Lewis Hamilton, la estrella de tres estrellas

Lewis Hamilton, la estrella de tres estrellas
Crédito: FanF1

Jack Brabham, Jackie Stewart, Niki Lauda, Nelson Piquet, Ayrton Senna… y ahora Lewis Hamilton. Con su tercer título mundial de Fórmula 1, el piloto británico se ha asegurado un lugar en la historia de este deporte.

Cuando Lewis Hamilton ganó su tercer campeonato mundial en 2015, este deporte finalmente reconoció el talento que había revolucionado la Fórmula 1 durante ocho temporadas. La historia no se centra tanto en los trofeos que ha ganado como en las decisiones calculadas que han convertido a un prodigio originario de Stevenage en una figura imprescindible de la F1 moderna.

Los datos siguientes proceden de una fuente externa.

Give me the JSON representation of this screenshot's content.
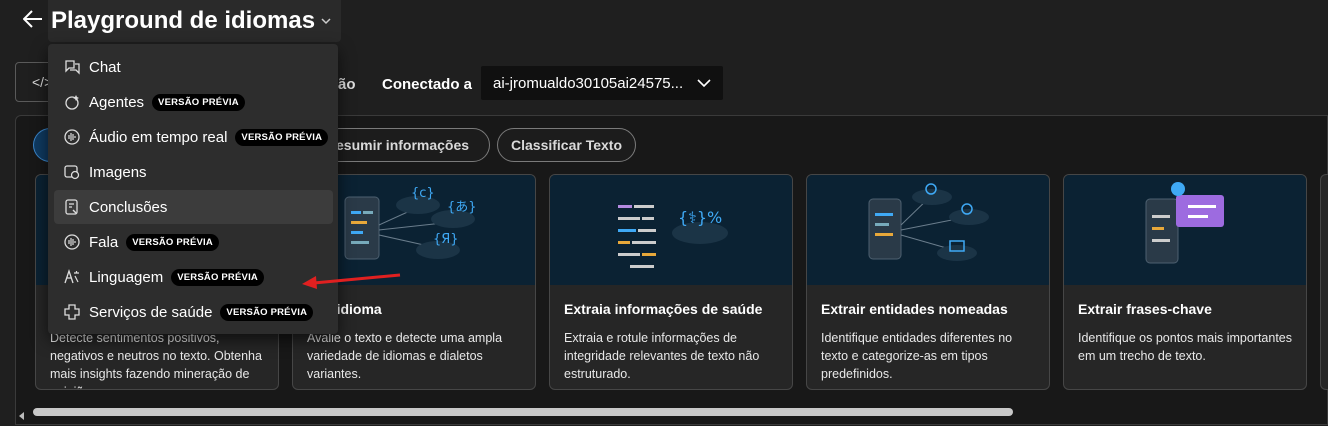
{
  "header": {
    "title": "Playground de idiomas"
  },
  "toolbar": {
    "view_code_label": "</>",
    "partial_label": "ão",
    "connected_label": "Conectado a",
    "resource_value": "ai-jromualdo30105ai24575..."
  },
  "filters": [
    {
      "label": "esumir informações"
    },
    {
      "label": "Classificar Texto"
    }
  ],
  "cards": [
    {
      "title": "",
      "desc": "Detecte sentimentos positivos, negativos e neutros no texto. Obtenha mais insights fazendo mineração de opiniões."
    },
    {
      "title": "ctar idioma",
      "desc": "Avalie o texto e detecte uma ampla variedade de idiomas e dialetos variantes."
    },
    {
      "title": "Extraia informações de saúde",
      "desc": "Extraia e rotule informações de integridade relevantes de texto não estruturado."
    },
    {
      "title": "Extrair entidades nomeadas",
      "desc": "Identifique entidades diferentes no texto e categorize-as em tipos predefinidos."
    },
    {
      "title": "Extrair frases-chave",
      "desc": "Identifique os pontos mais importantes em um trecho de texto."
    }
  ],
  "menu": {
    "items": [
      {
        "label": "Chat",
        "badge": "",
        "icon": "chat-icon"
      },
      {
        "label": "Agentes",
        "badge": "VERSÃO PRÉVIA",
        "icon": "agents-icon"
      },
      {
        "label": "Áudio em tempo real",
        "badge": "VERSÃO PRÉVIA",
        "icon": "audio-icon"
      },
      {
        "label": "Imagens",
        "badge": "",
        "icon": "images-icon"
      },
      {
        "label": "Conclusões",
        "badge": "",
        "icon": "completions-icon"
      },
      {
        "label": "Fala",
        "badge": "VERSÃO PRÉVIA",
        "icon": "speech-icon"
      },
      {
        "label": "Linguagem",
        "badge": "VERSÃO PRÉVIA",
        "icon": "language-icon"
      },
      {
        "label": "Serviços de saúde",
        "badge": "VERSÃO PRÉVIA",
        "icon": "health-icon"
      }
    ],
    "active_index": 4
  },
  "colors": {
    "accent": "#3a84c8",
    "arrow": "#e02020",
    "card_image_bg": "#0b2233"
  }
}
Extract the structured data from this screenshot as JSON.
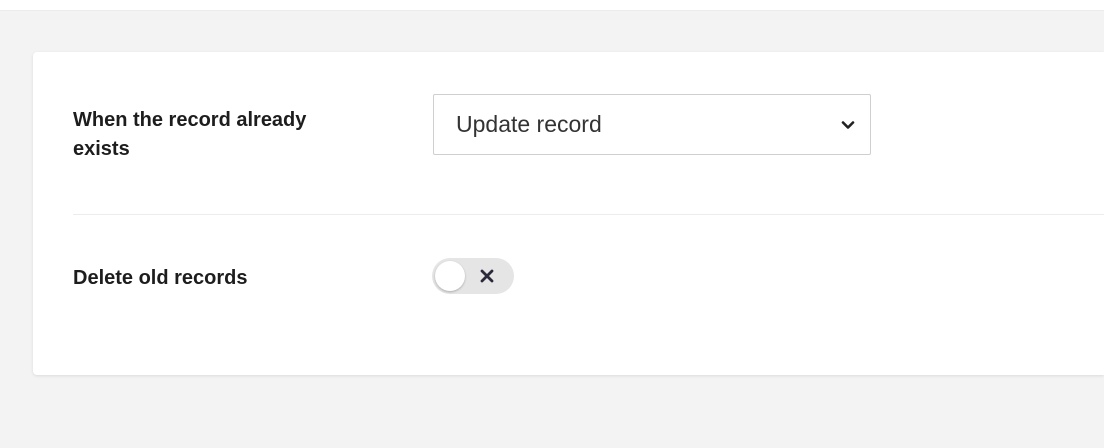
{
  "settings": {
    "existing_record": {
      "label": "When the record already exists",
      "selected_value": "Update record"
    },
    "delete_old": {
      "label": "Delete old records",
      "enabled": false
    }
  },
  "icons": {
    "dropdown": "chevron-down-icon",
    "toggle_off": "close-icon"
  },
  "colors": {
    "page_background": "#f4f3f3",
    "card_background": "#ffffff",
    "toggle_off_track": "#e6e5e6",
    "text": "#1d1d1d"
  }
}
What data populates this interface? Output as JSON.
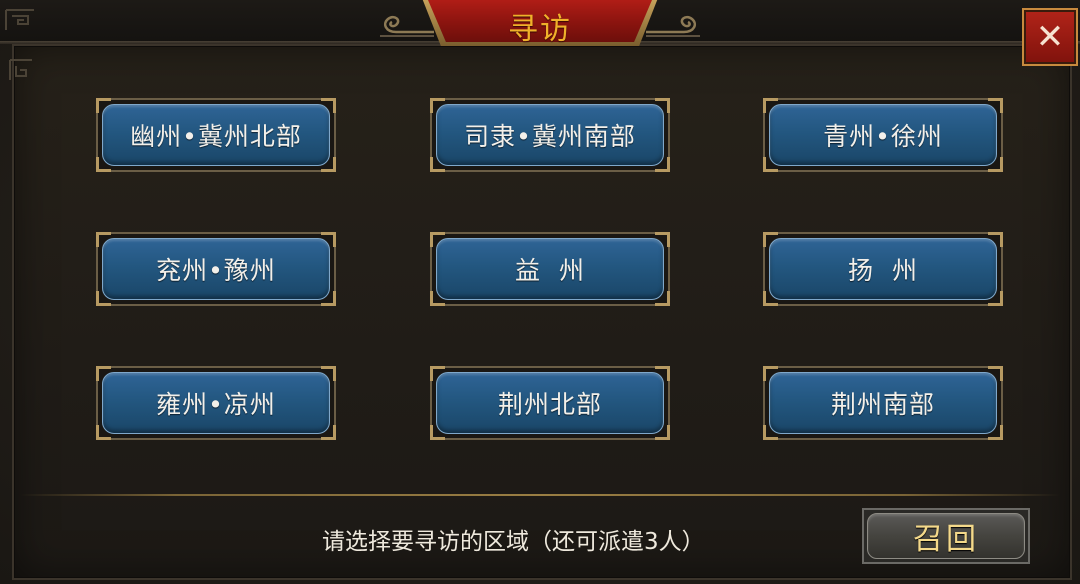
{
  "dialog": {
    "title": "寻访",
    "close_label": "✕"
  },
  "regions": [
    {
      "label": "幽州•冀州北部"
    },
    {
      "label": "司隶•冀州南部"
    },
    {
      "label": "青州•徐州"
    },
    {
      "label": "兖州•豫州"
    },
    {
      "label": "益  州"
    },
    {
      "label": "扬  州"
    },
    {
      "label": "雍州•凉州"
    },
    {
      "label": "荆州北部"
    },
    {
      "label": "荆州南部"
    }
  ],
  "footer": {
    "hint": "请选择要寻访的区域（还可派遣3人）",
    "recall_label": "召回"
  },
  "colors": {
    "title_text": "#f0b12a",
    "title_tab": "#9b1912",
    "region_button": "#235780",
    "recall_text": "#f4d98a",
    "close_button": "#a01c14"
  }
}
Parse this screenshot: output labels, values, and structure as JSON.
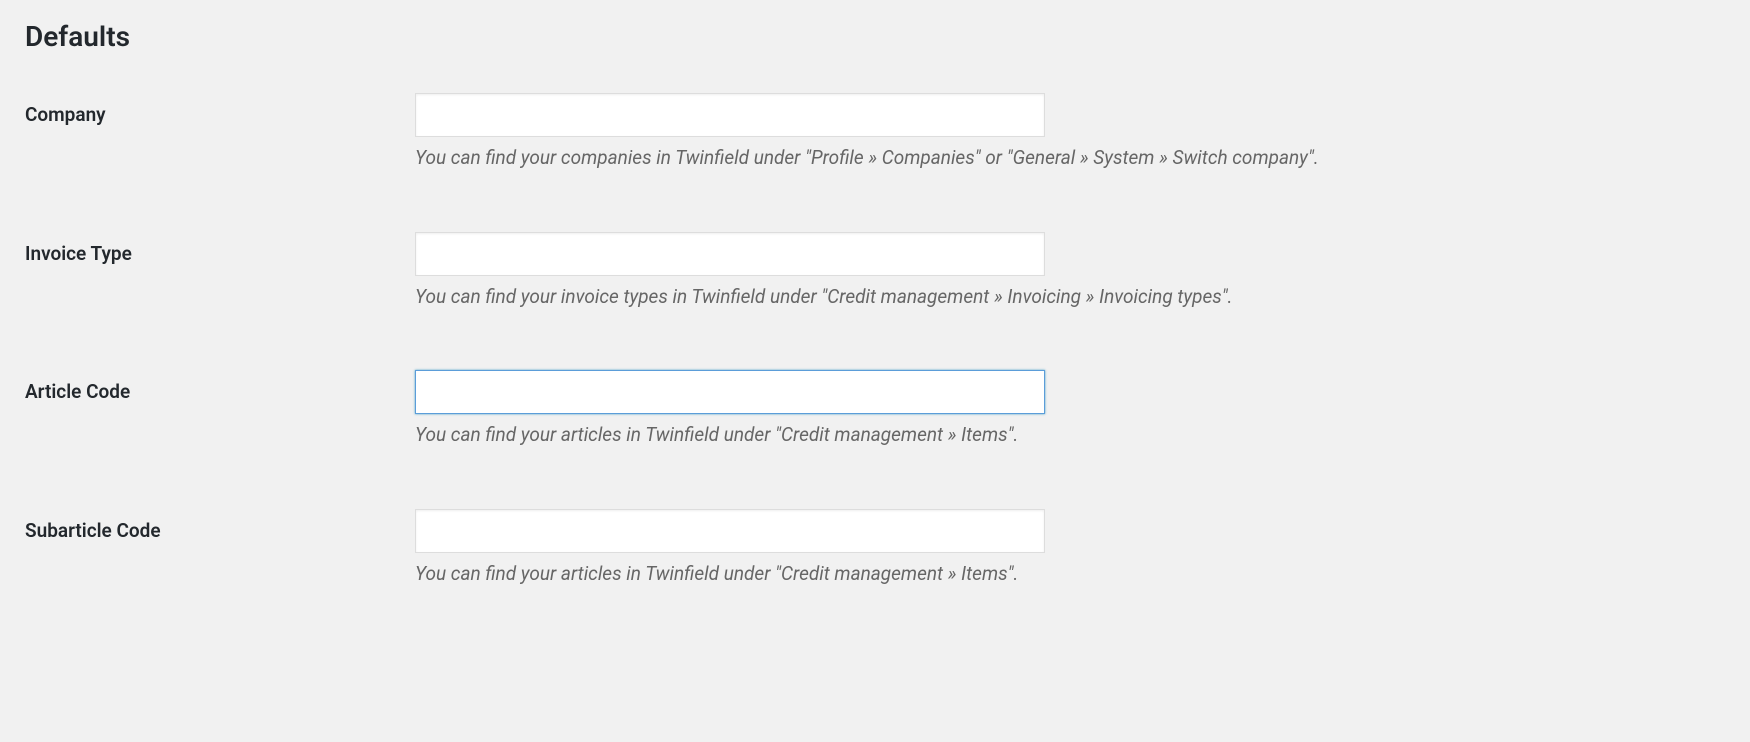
{
  "section": {
    "heading": "Defaults"
  },
  "fields": {
    "company": {
      "label": "Company",
      "value": "",
      "description": "You can find your companies in Twinfield under \"Profile » Companies\" or \"General » System » Switch company\"."
    },
    "invoice_type": {
      "label": "Invoice Type",
      "value": "",
      "description": "You can find your invoice types in Twinfield under \"Credit management » Invoicing » Invoicing types\"."
    },
    "article_code": {
      "label": "Article Code",
      "value": "",
      "description": "You can find your articles in Twinfield under \"Credit management » Items\"."
    },
    "subarticle_code": {
      "label": "Subarticle Code",
      "value": "",
      "description": "You can find your articles in Twinfield under \"Credit management » Items\"."
    }
  }
}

Hamilton irrumpió con fuerza en la escena en 2007 con McLaren, quedando a las puertas del título en su primer año: terminó segundo, a solo un punto de Kimi Raikkonen, pero por delante de su compañero de equipo Fernando Alonso. La temporada siguiente ganó su primer título de forma espectacular: un adelantamiento en la última vuelta a un Toyota en apuros en Brasil le permitió sumar los puntos que necesitaba, mientras que Felipe Massa, de Ferrari, celebraba una victoria efímera antes de ver cómo se le escapaba el campeonato. El contraste emocional entre las lágrimas de Massa y la alegría de Hamilton se convirtió en uno de los primeros rasgos distintivos de las temporadas más agitadas de este deporte. Sin embargo, este triunfo fue seguido de un período de turbulencias. La presión de los medios de comunicación se intensificó y las distracciones personales se multiplicaron, lo que llevó a Hamilton a empezar de nuevo lejos de sus raíces en Woking. En 2013, dejó McLaren para unirse al revitalizante proyecto de Mercedes, sustituyendo a un Michael Schumacher en declive. Este cambio pronto dio sus frutos: una victoria en Hungría marcó su regreso a la forma, mientras que su compañero de equipo Nico Rosberg consiguió dos victorias al comienzo de la temporada. La regularidad se convirtió en el arma de Hamilton, lo que le permitió superar a Rosberg en la clasificación y adquirir una ventaja psicológica que definiría los dos años siguientes. El dominio de Mercedes en 2014 allanó el camino para un duelo interno que se hacía eco de las legendarias batallas entre Prost y Senna en la década de 1980. Los enfrentamientos en la pista fueron acompañados de tensiones fuera de ella, reconciliaciones y una renovada rivalidad, lo que convirtió la rivalidad germano-británica en un motor narrativo para el deporte. Mientras muchos esperaban que Rosberg aprovechara su sentido táctico y ganara el título de 2015, la inquebrantable determinación de Hamilton solo dejó migajas a su rival.

La temporada 2015 fue una auténtica lección de precisión y agresividad. La impecable trayectoria de Hamilton no solo le valió su tercer título de campeón, sino que también le situó junto a su ídolo de la infancia, Ayrton Senna, como triple campeón del mundo. Más allá de las estadísticas, este éxito ha puesto de relieve una carrera marcada por cambios estratégicos, fuerza mental y capacidad para dominar una época en la que la excelencia técnica y la determinación personal eran inseparables.